THE SECOND TIME I WENT TO A CATHOLIC CHURCH WAS FOR Logan’s cousin’s wedding. The part of the ceremony that most jarred me then was when you were supposed to shake hands with your neighbors. I felt as if I was being forced to be more a part of the church than I’d wanted, though I reluctantly participated. I felt I was being sucked into the Catholic religion, and I wanted no part of it. I left the bui
lding and quietly sat outside waiting for the wedding party to make their exit. Shortly after I walked out, Logan’s mom emerged.
“Is everything all right? Why did you leave?” she asked.
I pushed back tears. “I feel like you’re trying to push your religion onto me,” I blurted. “I can’t get over the whole pedophile priest scandal. I know by going in there it looks like I’m supporting it and I’m not. I just can’t do it.” I had shocked myself by saying that.
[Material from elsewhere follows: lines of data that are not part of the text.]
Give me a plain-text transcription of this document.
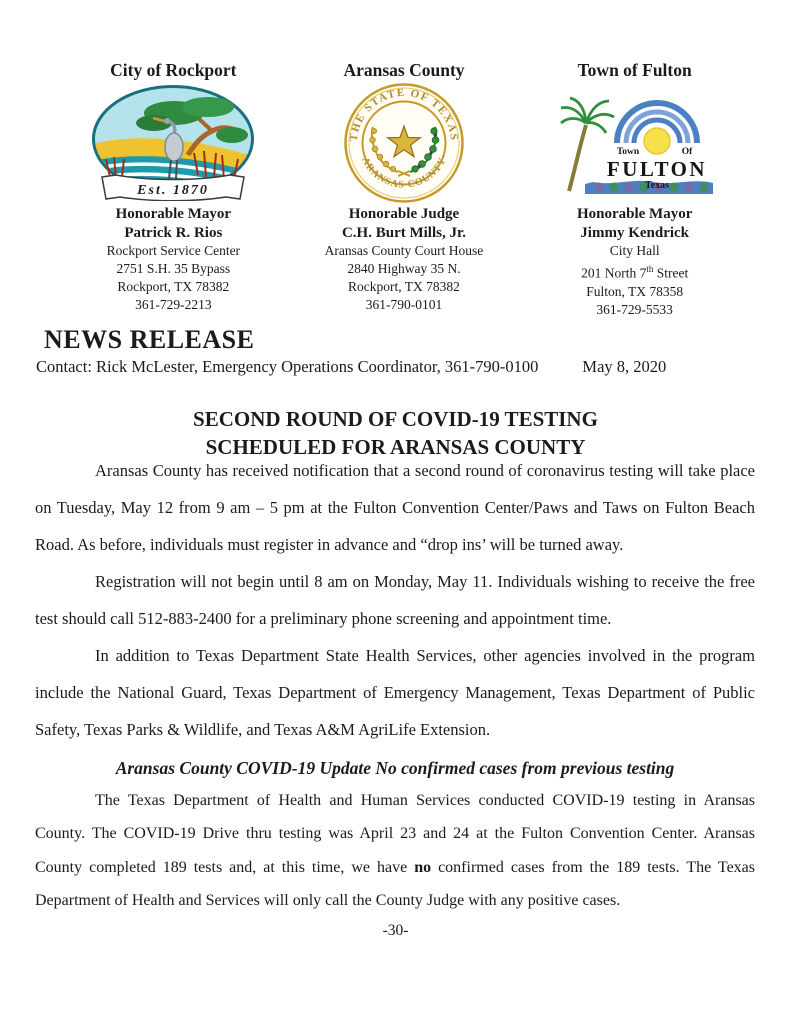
City of Rockport
Est. 1870
Honorable Mayor
Patrick R. Rios
Rockport Service Center
2751 S.H. 35 Bypass
Rockport, TX 78382
361-729-2213
Aransas County
THE STATE OF TEXAS
·ARANSAS COUNTY·
Honorable Judge
C.H. Burt Mills, Jr.
Aransas County Court House
2840 Highway 35 N.
Rockport, TX 78382
361-790-0101
Town of Fulton
Town	Of
FULTON
Texas
Honorable Mayor
Jimmy Kendrick
City Hall
201 North 7th Street
Fulton, TX 78358
361-729-5533
NEWS RELEASE
Contact: Rick McLester, Emergency Operations Coordinator, 361-790-0100	May 8, 2020
SECOND ROUND OF COVID-19 TESTING
SCHEDULED FOR ARANSAS COUNTY

Aransas County has received notification that a second round of coronavirus testing will take place on Tuesday, May 12 from 9 am – 5 pm at the Fulton Convention Center/Paws and Taws on Fulton Beach Road. As before, individuals must register in advance and “drop ins’ will be turned away.

Registration will not begin until 8 am on Monday, May 11. Individuals wishing to receive the free test should call 512-883-2400 for a preliminary phone screening and appointment time.

In addition to Texas Department State Health Services, other agencies involved in the program include the National Guard, Texas Department of Emergency Management, Texas Department of Public Safety, Texas Parks & Wildlife, and Texas A&M AgriLife Extension.

Aransas County COVID-19 Update No confirmed cases from previous testing

The Texas Department of Health and Human Services conducted COVID-19 testing in Aransas County. The COVID-19 Drive thru testing was April 23 and 24 at the Fulton Convention Center. Aransas County completed 189 tests and, at this time, we have no confirmed cases from the 189 tests. The Texas Department of Health and Services will only call the County Judge with any positive cases.

-30-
I’d tried my hardest to steer away from any religious talk with anyone, but there was no escaping it here.
“Well, you know, by saying that, you’re judging,” she told me. “Not all of the priests did it, and you can’t judge them based on the actions of some.”
I stood my ground. “It’s fact,” I said. “All the news reports, all the lawsuits … it’s not right. I don’t approve of it and I’m not going to pretend it didn’t happen. I do not want to go to a Catholic church. Plus all the money received in any Catholic church is fungible, so I feel like everyone is supporting pedophiles, which is wrong.”
The wedding party started coming out and I got up quickly, trying to find Logan. I was shaken by what I’d said, but also proud I’d stood up for myself.
That spring, my friend Julie planned to baptize her baby—a practice I had been brought up to believe was sacrilegious. I longed to skip it, but I also didn’t want to offend her by saying I wouldn’t go. During the service, they received Communion, and that put me over the edge—I walked out while everyone else was lining up for the altar. The priest said something about “those who eat or drink unworthily,” and I figured I wasn’t worthy enough, so it seemed like a good opportunity to leave.
Afterward, we all went to lunch. My friend’s mother-in-law raised an eyebrow at me. “If you hadn’t left,” she said, “you could have gotten your picture taken with everyone else.” She seemed mad at me. For someone who had just been to a church where you were supposed to have so much compassion for your fellow humans, she didn’t seem very compassionate. I tried to get away from her and sit by Julie, or our friend Lori, who both have always been understanding and compassionate, but she made it a priority to sit next to me, which made for an uncomfortable lunch.